Where does data come from? Governments, of course. Official institutions like the World Bank. Companies that vacuum it up and sell it.
But increasingly, it comes from people, too.
Consider the Adjunct Project, which invites “contingent faculty” at universities around the country to submit details of what they get paid for each 3-credit course they teach to a database (actually, a Google spreadsheet). It asks for details like whether the school is unionized or if benefits are included, and seems to have 1,500 entries so far.
True, the data isn’t particularly clean; and there’s no real verification of the information or the contributors. And certainly crowdsourcing isn’t all that novel an idea.

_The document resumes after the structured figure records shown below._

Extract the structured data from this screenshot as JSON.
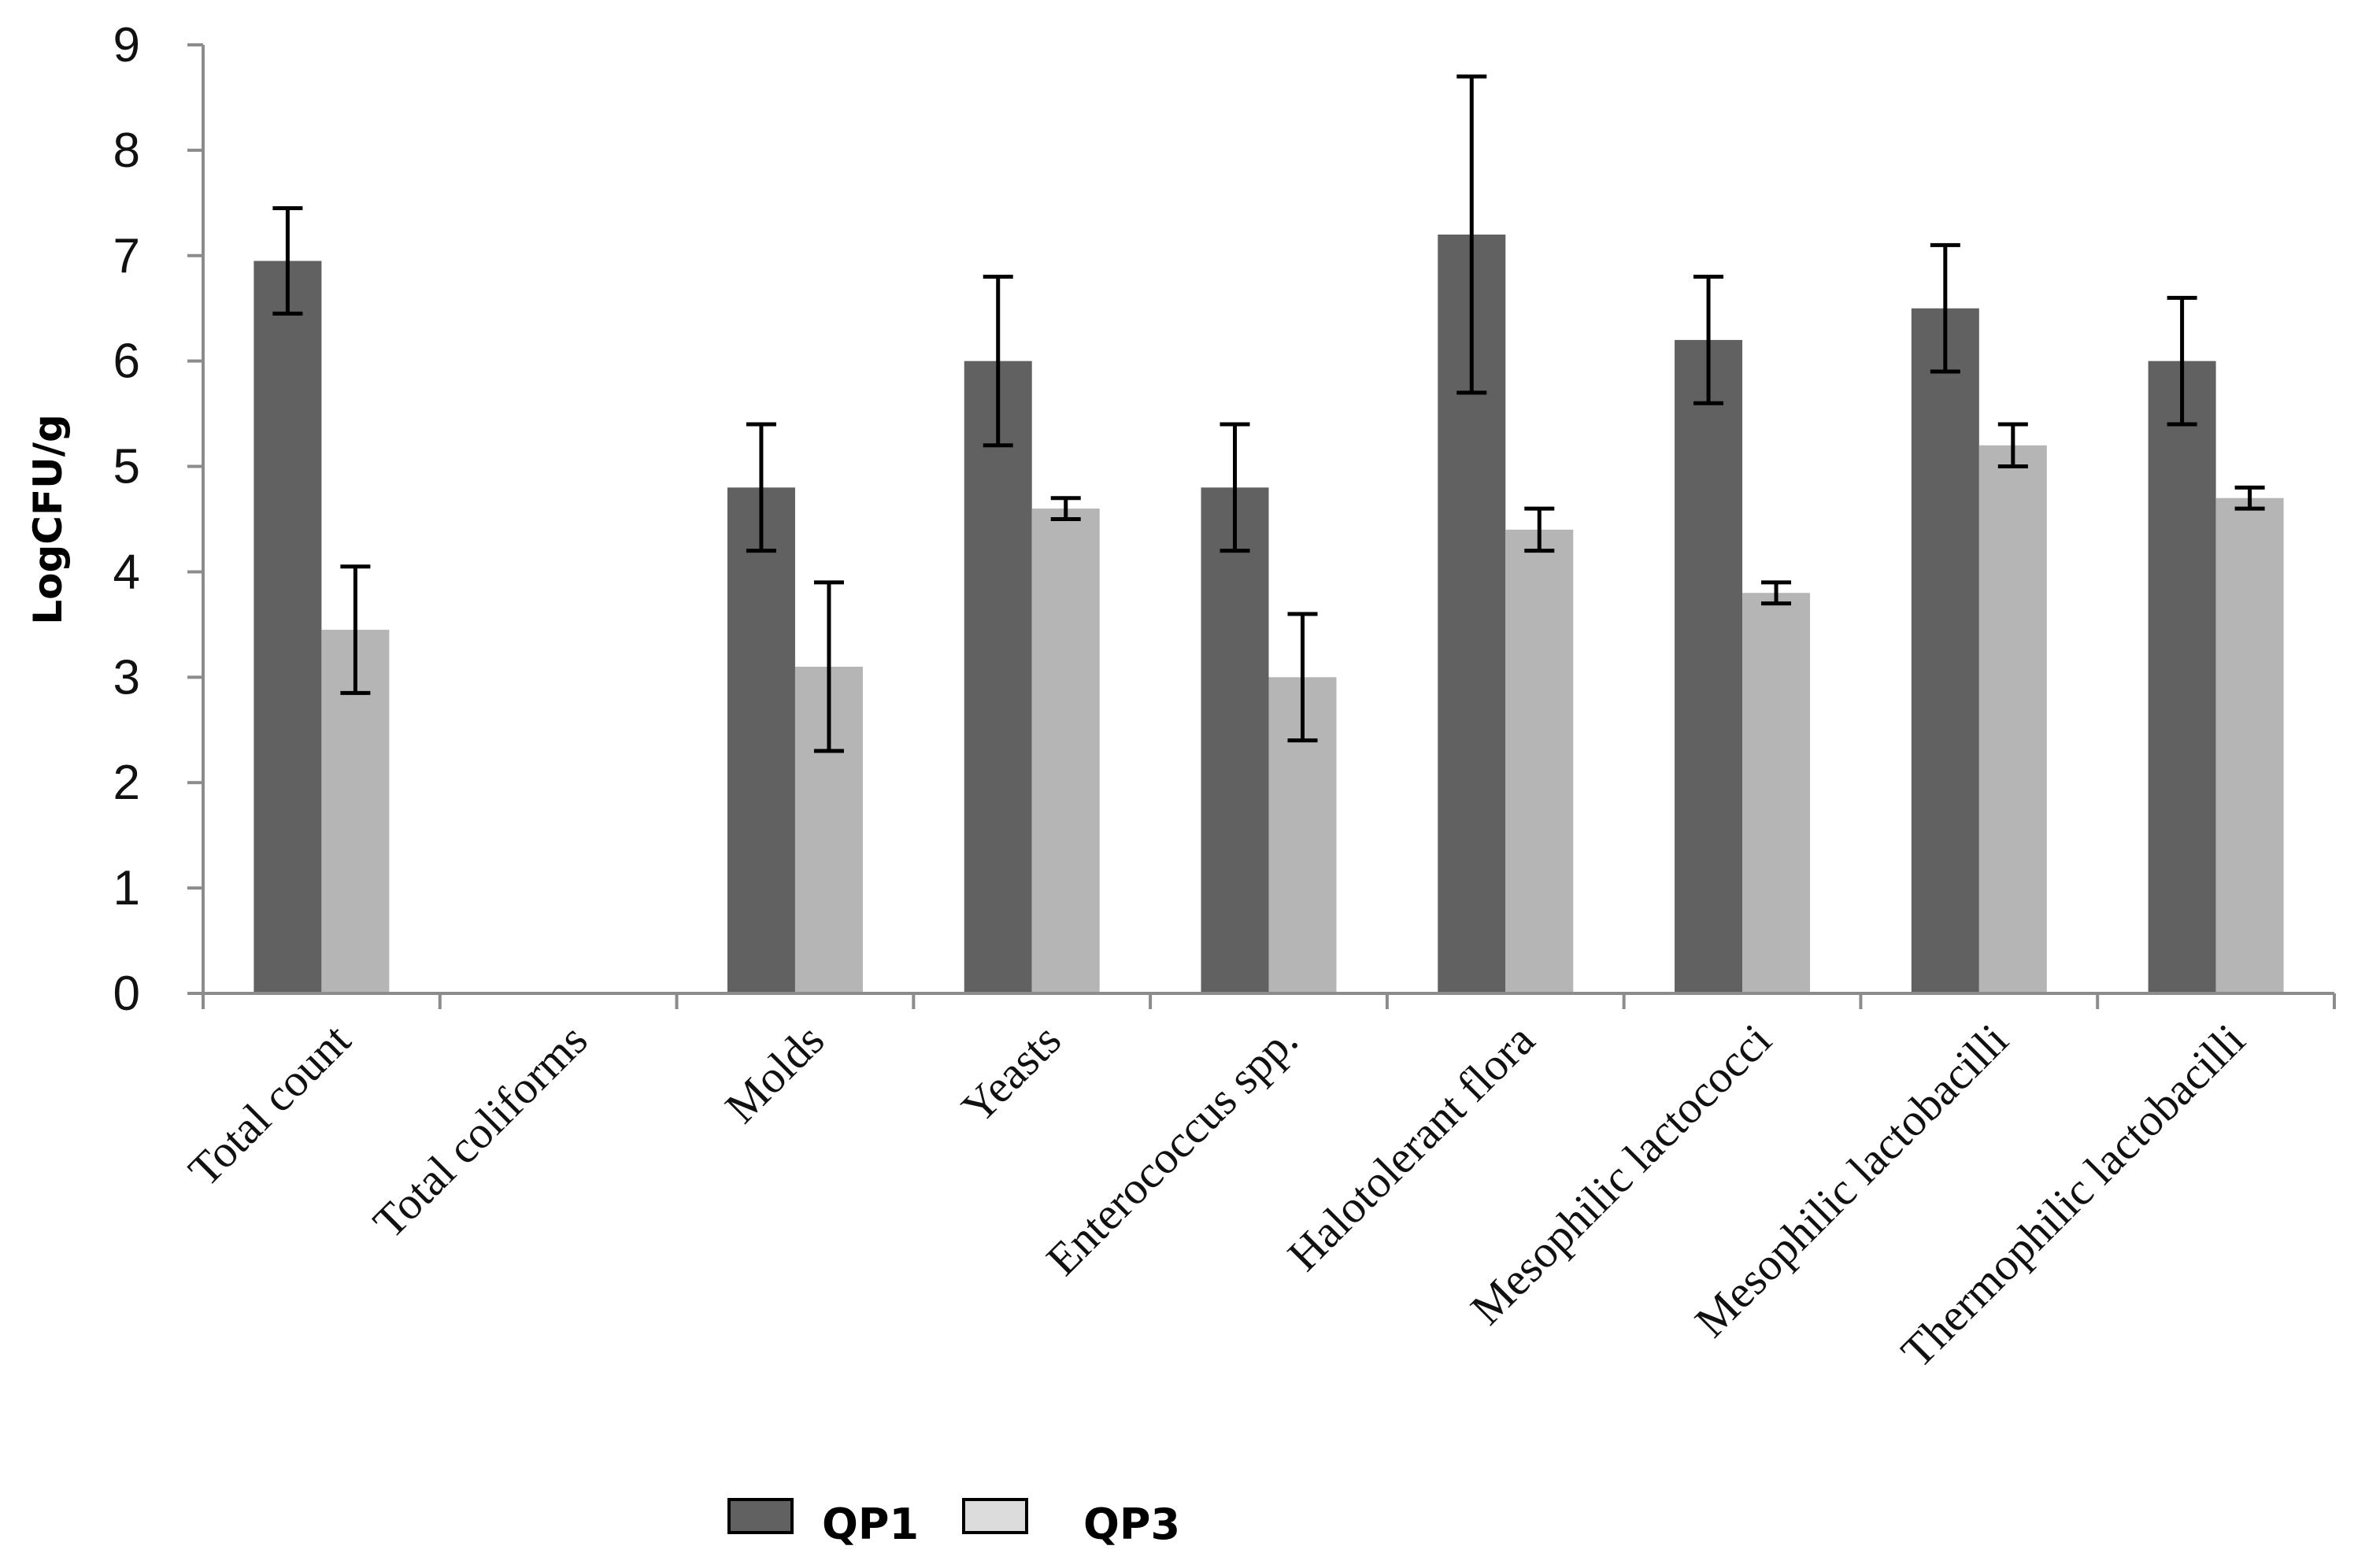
{
  "chart_data": {
    "type": "bar",
    "title": "",
    "xlabel": "",
    "ylabel": "LogCFU/g",
    "ylim": [
      0,
      9
    ],
    "yticks": [
      "0",
      "1",
      "2",
      "3",
      "4",
      "5",
      "6",
      "7",
      "8",
      "9"
    ],
    "grid": false,
    "legend_position": "bottom-center",
    "categories": [
      "Total count",
      "Total coliforms",
      "Molds",
      "Yeasts",
      "Enterococcus spp.",
      "Halotolerant flora",
      "Mesophilic lactococci",
      "Mesophilic lactobacilli",
      "Thermophilic lactobacilli"
    ],
    "series": [
      {
        "name": "QP1",
        "color": "#616161",
        "values": [
          6.95,
          0,
          4.8,
          6.0,
          4.8,
          7.2,
          6.2,
          6.5,
          6.0
        ],
        "errors": [
          0.5,
          0,
          0.6,
          0.8,
          0.6,
          1.5,
          0.6,
          0.6,
          0.6
        ]
      },
      {
        "name": "QP3",
        "color": "#b5b5b5",
        "values": [
          3.45,
          0,
          3.1,
          4.6,
          3.0,
          4.4,
          3.8,
          5.2,
          4.7
        ],
        "errors": [
          0.6,
          0,
          0.8,
          0.1,
          0.6,
          0.2,
          0.1,
          0.2,
          0.1
        ]
      }
    ]
  }
}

But it’s a huge step forward to gather information in a structured format so it can be much more easily analyzed. And it’s basically free – as opposed to having some university (or news organization) pay for a costly survey of adjunct rates.

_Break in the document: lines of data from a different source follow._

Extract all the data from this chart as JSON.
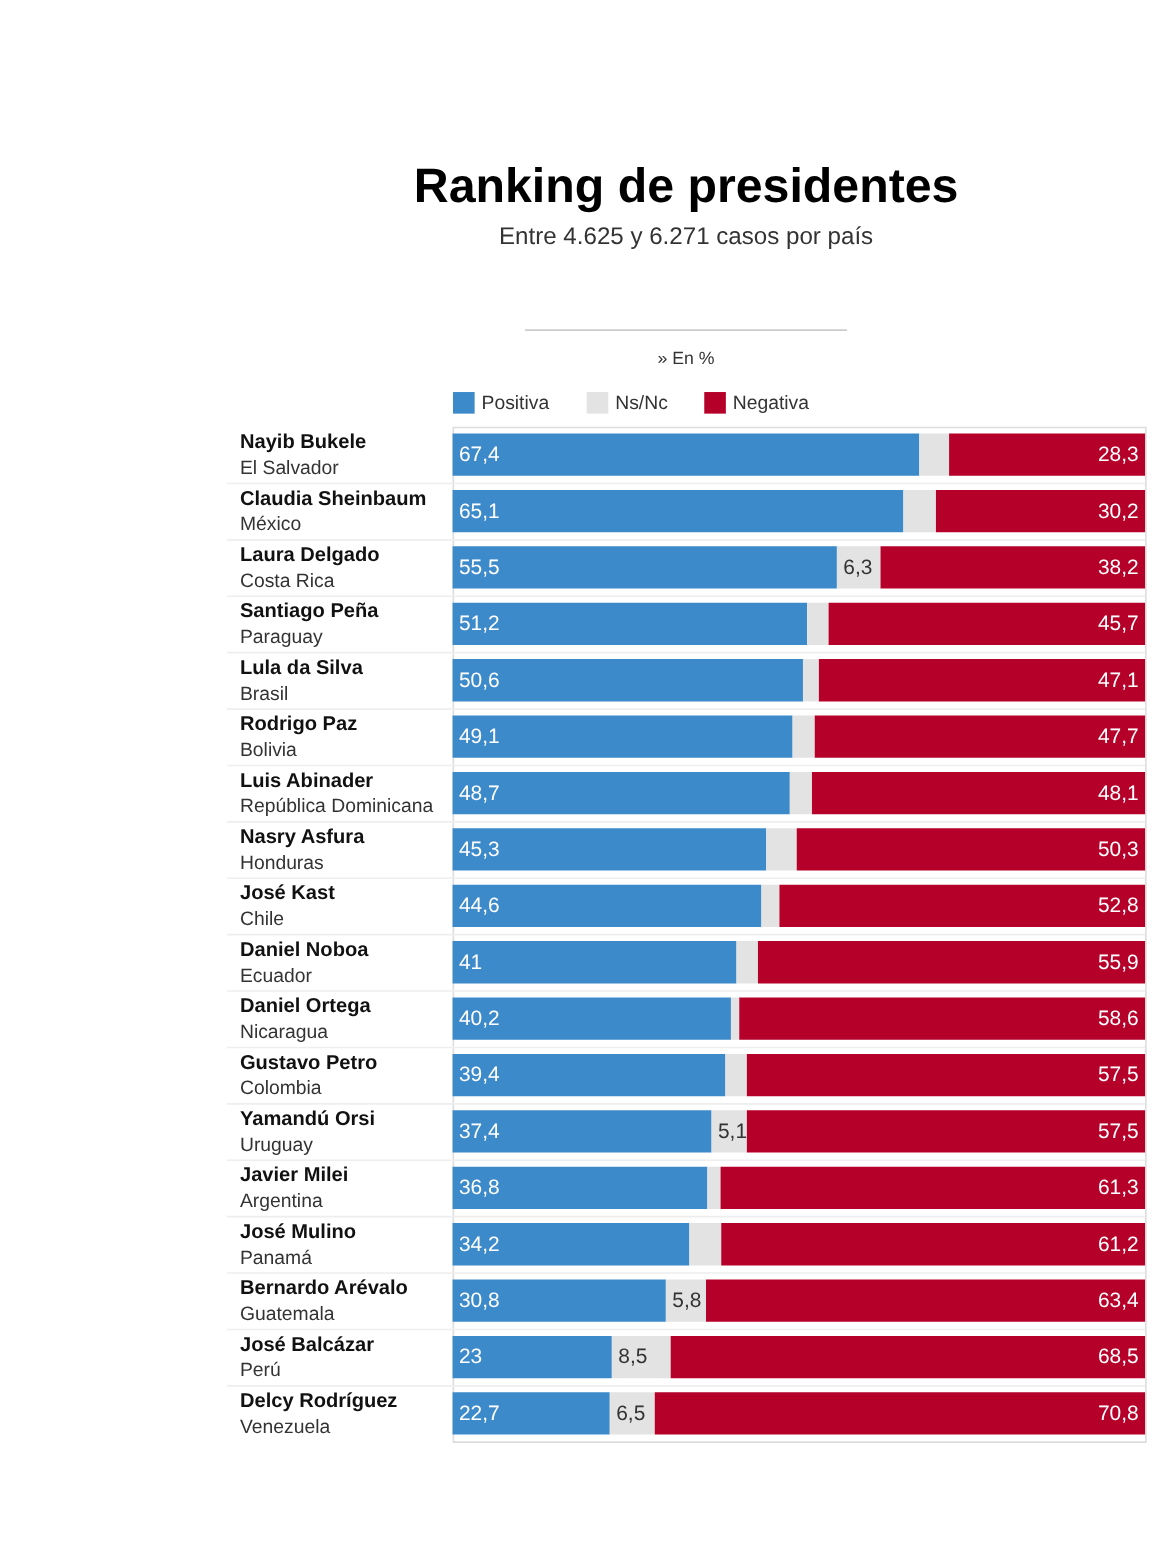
{
  "chart_data": {
    "type": "bar",
    "orientation": "horizontal",
    "stacked": true,
    "title": "Ranking de presidentes",
    "subtitle": "Entre 4.625 y 6.271 casos por país",
    "annotations": [
      "» En %"
    ],
    "legend": "top",
    "grid": false,
    "tick_labels": false,
    "categories": [
      "Nayib Bukele\nEl Salvador",
      "Claudia Sheinbaum\nMéxico",
      "Laura Delgado\nCosta Rica",
      "Santiago Peña\nParaguay",
      "Lula da Silva\nBrasil",
      "Rodrigo Paz\nBolivia",
      "Luis Abinader\nRepública Dominicana",
      "Nasry Asfura\nHonduras",
      "José Kast\nChile",
      "Daniel Noboa\nEcuador",
      "Daniel Ortega\nNicaragua",
      "Gustavo Petro\nColombia",
      "Yamandú Orsi\nUruguay",
      "Javier Milei\nArgentina",
      "José Mulino\nPanamá",
      "Bernardo Arévalo\nGuatemala",
      "José Balcázar\nPerú",
      "Delcy Rodríguez\nVenezuela"
    ],
    "series": [
      {
        "name": "Positiva",
        "color": "#3d8acb",
        "values": [
          67.4,
          65.1,
          55.5,
          51.2,
          50.6,
          49.1,
          48.7,
          45.3,
          44.6,
          41,
          40.2,
          39.4,
          37.4,
          36.8,
          34.2,
          30.8,
          23,
          22.7
        ],
        "value_labels": [
          "67,4",
          "65,1",
          "55,5",
          "51,2",
          "50,6",
          "49,1",
          "48,7",
          "45,3",
          "44,6",
          "41",
          "40,2",
          "39,4",
          "37,4",
          "36,8",
          "34,2",
          "30,8",
          "23",
          "22,7"
        ]
      },
      {
        "name": "Ns/Nc",
        "color": "#e3e3e3",
        "values": [
          4.3,
          4.7,
          6.3,
          3.1,
          2.3,
          3.2,
          3.2,
          4.4,
          2.6,
          3.1,
          1.2,
          3.1,
          5.1,
          1.9,
          4.6,
          5.8,
          8.5,
          6.5
        ],
        "value_labels": [
          null,
          null,
          "6,3",
          null,
          null,
          null,
          null,
          null,
          null,
          null,
          null,
          null,
          "5,1",
          null,
          null,
          "5,8",
          "8,5",
          "6,5"
        ]
      },
      {
        "name": "Negativa",
        "color": "#b5002a",
        "values": [
          28.3,
          30.2,
          38.2,
          45.7,
          47.1,
          47.7,
          48.1,
          50.3,
          52.8,
          55.9,
          58.6,
          57.5,
          57.5,
          61.3,
          61.2,
          63.4,
          68.5,
          70.8
        ],
        "value_labels": [
          "28,3",
          "30,2",
          "38,2",
          "45,7",
          "47,1",
          "47,7",
          "48,1",
          "50,3",
          "52,8",
          "55,9",
          "58,6",
          "57,5",
          "57,5",
          "61,3",
          "61,2",
          "63,4",
          "68,5",
          "70,8"
        ]
      }
    ]
  }
}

That’s sort of the theme of a fascinating piece by Javaun Moradi at NPR about the potential of crowd-sourced data for journalism organizations, with an emphasis on automated collection of sensor data rather than crowd-contributed data. But the core idea is that citizen-sourced data is a great opportunity for news organizations.
If stage 1 of data journalism was “find and scrape data” , then stage 2 was “ask government agencies to release data” in easy to use formats. Stage 3 is going to be “make your own data”, and those sources of data are going to be automated and updated in real-time.
He writes about a site called Pachube (pronounced “PATCH bay”), which is trying to get citizens to collect data on the local quality of air by building an “open air quality sensor network.” The idea is for them to set up sensors around the country which would feed data into a central network.
Look outside your window — have you ever wondered what the quality of the air is out there? I mean RIGHT. OUT. THERE. 12 inches from your face. If so, you are out of luck. The air quality data collected by the government is likely sampled from far, far away and then applied to you on a regional level, almost completely useless from the standpoint of trying to understand or change the local dynamics of pollution that affect you. Not good.
Pachube’s goal is to be a center for such sensor data – after all, data is only valuable if there’s enough of it. And to some extent, that requires energizing people to want to collect information on a specific topic, regularly, and in a particular format. You’d have to worry about the quality of the data, but the possibilities are enormous.
Especially in less-open societies, where official data can be hard to get. The New York Times reported in January about a bunch of ordinary Chinese citizens who, fed up with government stalling on the pea-soup that passes for air in Beijing, banded together to get their own air quality monitoring equipment. And then posting the readings.
That began a chain reaction. Volunteers in Shanghai and Guangzhou purchased monitors in December, followed by citizens in Wenzhou, who are selling oranges to finance their device. Wenzhou donated $50 to volunteers in Wuhan, 140 miles inland.
In Beijing, air quality has been a huge issue for ages; but it took the release of this data to push authorities to do something about it. Which goes to show that data doesn’t have to be an official thing, or that you need large organizations to amass it. Or any formal organization.
But it also shows the importance of setting common standards so that people can easily contribute to a single dataset and use the numbers in a consistent way. And it shows the enormous impact simply collecting and disseminating numbers can have; especially when the government can’t really dispute the data – another great advantage of crowdsourced data.
What else can communities collect and release?